What it shows:
A supersaturated solution is unstable, and by seeding it you can trigger rapid crystallization.
How it works:
Sodium acetate can dissolve in water in great quantities at high temperature, and if you let the solution cool carefully to around room temperature, you have a clear supersaturated solution. Disturbing this unstable equilibrium by dropping a small crystal of sodium acetate into the solution makes the whole thing solidify; the sodium acetate crystals growing radially outwards from the impact point of the seeding crystal.
Setting it up:
Here's the recipe for your supersaturated solution.
1. Place 50g of sodium acetate trihydrate in a clean 200ml flask.
2. Add 5ml distilled water and slowly warm the flask.

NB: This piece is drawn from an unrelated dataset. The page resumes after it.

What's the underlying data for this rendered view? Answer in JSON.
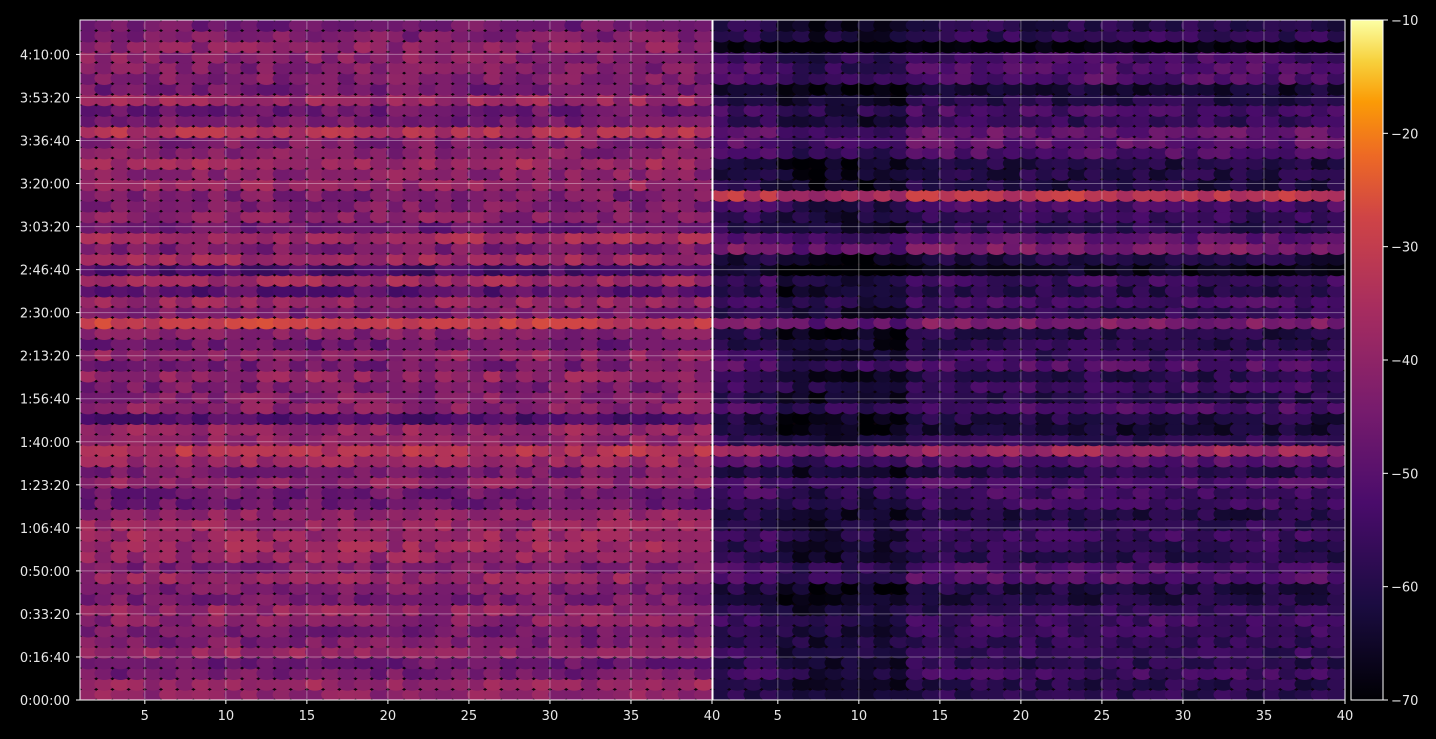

3. Swirl the flask until the solid dissolves completely. Make sure that none of the solid remains in the beaker (use a small quantity of distilled water if need be).

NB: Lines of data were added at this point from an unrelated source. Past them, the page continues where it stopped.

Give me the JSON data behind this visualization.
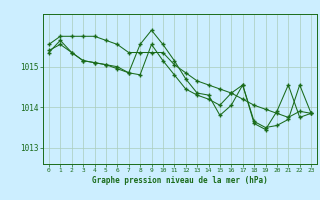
{
  "title": "Graphe pression niveau de la mer (hPa)",
  "bg_color": "#cceeff",
  "plot_bg_color": "#cceeff",
  "grid_color": "#aaccbb",
  "line_color": "#1a6b1a",
  "marker_color": "#1a6b1a",
  "xlabel": "Graphe pression niveau de la mer (hPa)",
  "xlim": [
    -0.5,
    23.5
  ],
  "ylim": [
    1012.6,
    1016.3
  ],
  "yticks": [
    1013,
    1014,
    1015
  ],
  "xticks": [
    0,
    1,
    2,
    3,
    4,
    5,
    6,
    7,
    8,
    9,
    10,
    11,
    12,
    13,
    14,
    15,
    16,
    17,
    18,
    19,
    20,
    21,
    22,
    23
  ],
  "series": [
    [
      1015.55,
      1015.75,
      1015.75,
      1015.75,
      1015.75,
      1015.65,
      1015.55,
      1015.35,
      1015.35,
      1015.35,
      1015.35,
      1015.05,
      1014.85,
      1014.65,
      1014.55,
      1014.45,
      1014.35,
      1014.2,
      1014.05,
      1013.95,
      1013.85,
      1013.75,
      1013.9,
      1013.85
    ],
    [
      1015.4,
      1015.55,
      1015.35,
      1015.15,
      1015.1,
      1015.05,
      1014.95,
      1014.85,
      1015.55,
      1015.9,
      1015.55,
      1015.15,
      1014.7,
      1014.35,
      1014.3,
      1013.8,
      1014.05,
      1014.55,
      1013.6,
      1013.45,
      1013.9,
      1014.55,
      1013.75,
      1013.85
    ],
    [
      1015.35,
      1015.65,
      1015.35,
      1015.15,
      1015.1,
      1015.05,
      1015.0,
      1014.85,
      1014.8,
      1015.55,
      1015.15,
      1014.8,
      1014.45,
      1014.3,
      1014.2,
      1014.05,
      1014.35,
      1014.55,
      1013.65,
      1013.5,
      1013.55,
      1013.7,
      1014.55,
      1013.85
    ]
  ]
}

4. Remove the flask from heat, wrap it in aluminum foil and allow to cool to room temperature (4+ hours).
Prepare three or so flasks as insurance against accidental triggering (we've been lucky so far, so we're not sure how much punishment they can take before they solidify). Mount a camera above the flask, 10mm wide angle lens, with dark background beneath. You'll need a pair of tweezers and several sodium acetate crystals as seeds.
An experiment that takes under a second from start to finish. The surface patterns are beautiful, with spiky crystals radiating out from the impact point and even the impact ripples frozen solid. It is however a better demo for the demonstrator than for the audience.